The outcry at the PM's decision has come from familiar quarters
This afternoon saw Boris Johnson’s long-awaited announcement to MPs outlining his plans to lift all remaining Covid restrictions. The move, described as a “living with Covid” plan, sees the legal requirement to self-isolate abolished from Thursday, the end of free Covid testing for the general public from the 1st April, and extra boosters this Spring for the old and vulnerable.
However, the move has provoked a predictable outcry from certain commentators. In an open letter, more than 1000 individuals, including members of independent SAGE, have lambasted the plan to “end testing, surveillance surveys and legal isolation” arguing it has “no solid scientific basis”.
This missive is the latest in a long line of similar letters and warnings, each one issued — like clockwork — every time the government decides to ease restrictions.
Many of the scientists who have signed the latest piece were also signatories of a similar letter last July, which strongly criticised “Freedom Day”, calling it a “dangerous and unethical experiment”. In fact, such was the alarmism that the easing of restrictions in Britain was even described as a threat to the world itself. And earlier in the summer, some of the same commentators warned that if the Government proceeded with the imminent Stage 3 opening, England could see a wave as bad as the January 2021 surge. Needless to say, these dire predictions never came to pass.
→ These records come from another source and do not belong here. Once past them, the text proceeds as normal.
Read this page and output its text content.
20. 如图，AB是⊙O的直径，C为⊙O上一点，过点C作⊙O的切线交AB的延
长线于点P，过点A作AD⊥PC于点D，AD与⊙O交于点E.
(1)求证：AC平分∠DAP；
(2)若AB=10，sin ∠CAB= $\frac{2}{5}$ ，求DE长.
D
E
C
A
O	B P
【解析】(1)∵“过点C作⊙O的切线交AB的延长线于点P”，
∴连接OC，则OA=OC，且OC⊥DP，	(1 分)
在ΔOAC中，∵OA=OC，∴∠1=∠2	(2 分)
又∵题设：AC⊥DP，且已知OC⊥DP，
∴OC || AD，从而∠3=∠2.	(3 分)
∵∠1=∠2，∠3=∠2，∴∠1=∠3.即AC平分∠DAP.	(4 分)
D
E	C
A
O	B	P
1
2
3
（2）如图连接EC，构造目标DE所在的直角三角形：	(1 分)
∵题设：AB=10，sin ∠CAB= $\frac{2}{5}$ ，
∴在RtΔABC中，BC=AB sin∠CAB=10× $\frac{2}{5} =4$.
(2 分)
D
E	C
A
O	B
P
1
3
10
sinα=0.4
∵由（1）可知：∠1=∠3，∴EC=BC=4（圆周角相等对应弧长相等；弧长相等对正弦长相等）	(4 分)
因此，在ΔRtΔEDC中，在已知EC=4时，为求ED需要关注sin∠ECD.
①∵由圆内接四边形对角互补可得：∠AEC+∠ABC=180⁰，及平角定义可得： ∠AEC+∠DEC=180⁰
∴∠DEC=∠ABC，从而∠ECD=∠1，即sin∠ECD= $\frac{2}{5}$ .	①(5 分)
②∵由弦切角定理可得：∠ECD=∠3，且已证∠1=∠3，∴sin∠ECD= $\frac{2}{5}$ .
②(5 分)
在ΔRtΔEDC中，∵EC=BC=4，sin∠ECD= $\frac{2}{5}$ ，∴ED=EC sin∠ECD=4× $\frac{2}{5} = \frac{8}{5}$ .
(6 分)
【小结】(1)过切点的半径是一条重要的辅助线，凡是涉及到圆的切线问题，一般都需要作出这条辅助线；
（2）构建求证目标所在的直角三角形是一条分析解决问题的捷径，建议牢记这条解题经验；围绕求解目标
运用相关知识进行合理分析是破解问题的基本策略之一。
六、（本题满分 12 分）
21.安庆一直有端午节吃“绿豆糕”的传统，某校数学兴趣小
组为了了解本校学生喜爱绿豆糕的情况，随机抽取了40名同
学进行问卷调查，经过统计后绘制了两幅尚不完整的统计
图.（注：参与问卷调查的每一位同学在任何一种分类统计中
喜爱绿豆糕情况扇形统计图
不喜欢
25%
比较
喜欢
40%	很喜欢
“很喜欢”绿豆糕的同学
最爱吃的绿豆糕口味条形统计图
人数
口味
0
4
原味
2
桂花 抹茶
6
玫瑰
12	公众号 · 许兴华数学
Even the recent decision to drop Plan B last month was met with the same ominous warnings, with one member of iSAGE describing how they were “aghast at the haste in which restrictions are being dropped” and urging the government to “reconsider this action”. Since then, both cases and deaths have plummeted.
In fairness, some of the unease towards lifting restrictions may be warranted on this occasion. Testing is important, and we must ensure that those who are elderly or vulnerable have access to tests in order to make clinical decisions, such as whether to begin antiviral therapy.
But what cannot be overlooked is the cost; billions have been spent on both Test and Trace and the now-abandoned testing project Operation Moonshot. This kind of expenditure is not sustainable.
Until we can accept that we are not in a similar kind of situation to two years ago, then we will not be able to move on. That is why the continued fixation on case numbers is unhelpful, and it ignores the importance of vaccines and antivirals which have drastically reduced the rates of hospitalisations and deaths.
But the reflex desire by some scientists to condemn all government policy drowns out reasoned analysis and criticism, and stifles sensible debate. Perhaps such political positioning is an inevitable consequence of the fact that independent SAGE, and its associated group The Citizens, were founded by anti-Brexit activist, Carol Cadwalladr. Science has now become politicised, a situation which will result in inevitable damage to public trust in the future.
Much like the boy who cried wolf, after constant warnings of disaster that never come to pass every time the government attempts to loosen restrictions, is it any surprise that politicians, and the public are beginning not to listen?